Par Laurence Defranoux — 27 juillet 2017 à 16:32 (mis à jour à 17:40)

La jeune fille de 16 ans a été traînée au milieu de la nuit devant le conseil, et la «réparation» exécutée en public dans cette pièce. Photo SS MIRZA. AFP 
Dans le Penjab, 24 membres d'un conseil villageois ont été arrêtés après le viol public d'une adolescente en guise de représailles.

C’est une histoire sordide qui fait la une des journaux télévisés du Pakistan, où des femmes paient encore pour les crimes des hommes de leur famille. Le 16 juillet, F., une enfant de 12 ans coupait de l’herbe dans les champs dans la périphérie de Multan, une grande ville du centre du pays, lorsqu’elle a été attaquée et violée en plein après-midi par un jeune homme de 17 ans. Pas un bandit de grand chemin, mais un garçon du village, son cousin éloigné. De quoi éclabousser gravement l’honneur de la famille de F., dans une culture où la honte tombe sur l’enfant brisée, et non sur l’agresseur.

Le conseil de village, que l’on appelle panchayat ou jirga, s’est saisi de l’affaire. L’assemblée composée de 27 hommes a considéré que l’honneur de la famille de F. serait lavé si son frère violait lui-même la sœur de l’accusé. La jeune U., 16 ans, a donc été sortie de son lit et traînée au milieu de la nuit jusque devant le conseil, et la «réparation» exécutée en public. Viol pour viol, l’affaire, tristement banale, aurait pu s’arrêter là, avec la bénédiction de la police locale, comme de nombreux autres cas rapportés par la presse régionale. Dans ces zones rurales qui vivent sous le joug des seigneurs féodaux, ce système de justice parallèle, encouragé par l’éloignement et l’inefficacité des tribunaux, résout les différends entre les clans dans le vase clos de la communauté. Les jugements des conseils villageois relèvent du code tribal et n’ont rien à voir avec la loi officielle du pays.

«Barbarie continuelle»
«Nous sommes scandalisés par la barbarie continuelle de ces systèmes parallèles de justice, tous illégaux, confie à Libération Farida Shaheed, membre de la Commission nationale pakistanaise sur le statut des femmes. La Haute Cour du Sindh avait pourtant statué sur cette pratique il y a quelques années. C’est pourquoi toutes les militantes exigent que le gouvernement mette fin à l’impunité de ces groupes.» Dans la journée de jeudi, le chef de la Cour suprême et le ministre en chef du Penjab se sont saisis du cas et ont annoncé la suspension des policiers locaux. «La question est pourquoi la police n’a pas agi plus tôt?, se demande Shaheed, qui milite aussi au Forum d’action pour les femmes. Le viol semble avoir eu lieu le 16, or le premier rapport de police n’est daté que du 21. Le 18, la police locale s’était contentée de renvoyer la fille sur le centre Violence contre les femmes.»

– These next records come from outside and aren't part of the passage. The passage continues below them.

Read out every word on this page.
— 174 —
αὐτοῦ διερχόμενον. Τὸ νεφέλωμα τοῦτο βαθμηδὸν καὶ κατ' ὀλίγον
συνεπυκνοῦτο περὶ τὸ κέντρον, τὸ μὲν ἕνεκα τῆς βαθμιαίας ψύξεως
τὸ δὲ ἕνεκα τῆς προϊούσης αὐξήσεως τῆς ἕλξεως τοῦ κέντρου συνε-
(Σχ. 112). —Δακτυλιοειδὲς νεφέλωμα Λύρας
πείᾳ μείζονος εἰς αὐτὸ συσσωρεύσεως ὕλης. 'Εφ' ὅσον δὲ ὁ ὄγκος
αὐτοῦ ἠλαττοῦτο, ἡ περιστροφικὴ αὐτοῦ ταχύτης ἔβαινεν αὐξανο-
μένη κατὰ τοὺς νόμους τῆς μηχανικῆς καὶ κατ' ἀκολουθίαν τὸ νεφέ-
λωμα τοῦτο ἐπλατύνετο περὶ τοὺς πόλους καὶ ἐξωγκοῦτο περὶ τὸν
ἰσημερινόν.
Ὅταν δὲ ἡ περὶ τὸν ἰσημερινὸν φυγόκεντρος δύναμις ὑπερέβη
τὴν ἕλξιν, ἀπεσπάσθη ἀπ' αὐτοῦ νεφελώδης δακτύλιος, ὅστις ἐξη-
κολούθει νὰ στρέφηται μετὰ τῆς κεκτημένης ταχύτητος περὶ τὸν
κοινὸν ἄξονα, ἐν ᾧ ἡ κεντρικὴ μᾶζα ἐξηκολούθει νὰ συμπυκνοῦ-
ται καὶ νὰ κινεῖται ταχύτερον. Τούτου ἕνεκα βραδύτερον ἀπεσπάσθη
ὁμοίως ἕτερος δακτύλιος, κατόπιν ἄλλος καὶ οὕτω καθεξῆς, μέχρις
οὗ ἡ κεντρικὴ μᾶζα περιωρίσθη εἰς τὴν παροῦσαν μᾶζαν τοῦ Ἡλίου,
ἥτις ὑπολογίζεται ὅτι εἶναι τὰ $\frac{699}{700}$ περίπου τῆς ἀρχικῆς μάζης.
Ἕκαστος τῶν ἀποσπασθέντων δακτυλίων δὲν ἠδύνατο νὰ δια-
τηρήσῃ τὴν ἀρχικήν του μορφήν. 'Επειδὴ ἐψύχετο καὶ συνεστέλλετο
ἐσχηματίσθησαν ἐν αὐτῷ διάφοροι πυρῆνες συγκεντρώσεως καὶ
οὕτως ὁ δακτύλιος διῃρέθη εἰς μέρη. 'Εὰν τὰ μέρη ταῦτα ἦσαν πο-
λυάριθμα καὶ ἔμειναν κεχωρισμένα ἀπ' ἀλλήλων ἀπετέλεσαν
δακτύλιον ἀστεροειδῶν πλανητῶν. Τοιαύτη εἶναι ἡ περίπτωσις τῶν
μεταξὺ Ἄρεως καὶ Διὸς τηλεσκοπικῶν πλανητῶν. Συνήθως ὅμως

Le premier centre Violence contre les femmes (VAWC) du Pakistan a ouvert en mars à Multan, une région du Penjab particulièrement rétrograde où de nombreuses attaques à l’acide, viols ou kidnappings sont recensés. Une avancée spectaculaire qui suivait le vote, en 2016, de la loi provinciale sur la «Protection des femmes contre la violence», adoptée malgré l’opposition des groupes religieux qui arguaient que cela «augmenterait le taux de divorce» et «détruirait le système familial traditionnel». Sur le modèle des «Women’s Crisis Center» qui existent aux Etats-Unis ou en Grande-Bretagne, le VACW, bâtiment moderne entièrement géré par des femmes, abrite un centre de coordination judiciaire et médical, un refuge pour femmes battues et une antenne de police spécialisée.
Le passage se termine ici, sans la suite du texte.